AWS open-sourced its PartiQL query language to provide a way to query data across formats and services.
The project was started as a reaction to the spreading of data across “relational databases, non-relational data stores, and data lakes” companies see today. Since most data stores come with their own query language, transforming data and moving it to another platform can get quite complicated and may require changes in applications and queries.
With the amount of tabular, nested, and semi-structured data that can be found across Amazon’s retail business and AWS services, the company needed a way to solve those issues and started work on PartiQL. The language’s design goals included SQL compatibility to keep SQL queries intact, first-class support for nested data, optional schema and query stability, minimal extensions over SQL, format independence, and data store independence as key development goals.

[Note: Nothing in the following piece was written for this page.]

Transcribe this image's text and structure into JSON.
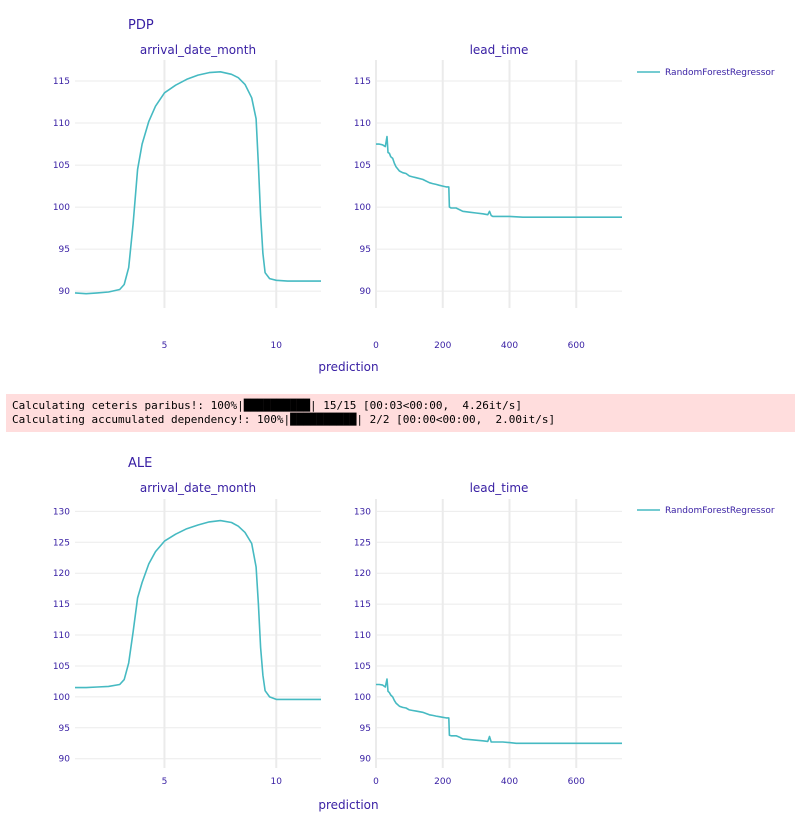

The now released outcome separates a query’s syntax and semantics from the data source and format, so that users can query data no matter how or where they are stored. A first reference implementation written in Kotlin, JetBrains’ language for the JVM, a specification document, and a PartiQL tutorial are available now under the Apache 2 license.

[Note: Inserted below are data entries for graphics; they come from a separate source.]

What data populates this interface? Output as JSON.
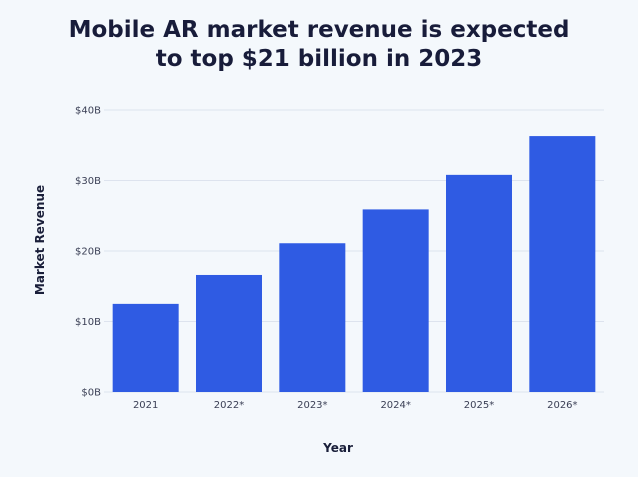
{
  "chart_data": {
    "type": "bar",
    "title_lines": [
      "Mobile AR market revenue is expected",
      "to top $21 billion in 2023"
    ],
    "xlabel": "Year",
    "ylabel": "Market Revenue",
    "categories": [
      "2021",
      "2022*",
      "2023*",
      "2024*",
      "2025*",
      "2026*"
    ],
    "values": [
      12.5,
      16.6,
      21.1,
      25.9,
      30.8,
      36.3
    ],
    "unit": "billion USD",
    "yticks": [
      {
        "value": 0,
        "label": "$0B"
      },
      {
        "value": 10,
        "label": "$10B"
      },
      {
        "value": 20,
        "label": "$20B"
      },
      {
        "value": 30,
        "label": "$30B"
      },
      {
        "value": 40,
        "label": "$40B"
      }
    ],
    "ylim": [
      0,
      40
    ],
    "grid": true,
    "legend": "none",
    "colors": {
      "bar": "#2f5be3",
      "grid": "#dde3ee",
      "background": "#f4f8fc"
    }
  }
}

The implementation is compatible with SQL-92 and includes additions to deal with schemaless hierarchical data. It comes with an embeddable reference interpreter, a test framework, and tests and should allow devs to analyse PartiQL queries and use them in their own apps.
At this stage, PartiQL is still a preview and shouldn’t be used in production (although it is already used in AWS projects, as the introductory post points out). Although the language is mostly stable, the project repo implies that the interpreter API will see a lot of changes in the next few months, so a bit of patience is advised if you don’t want to offer your support to the project.
In the past couple of days AWS also announced improvements to the Amazon SageMaker Python SDK – not strictly data storage related, but you need lots of data for machine learning, so there you go. The kit was finally fitted with an integration for version management system Git, which means users can access training scripts stored in Git repositories directly. Previously scripts to train models had to be downloaded beforehand.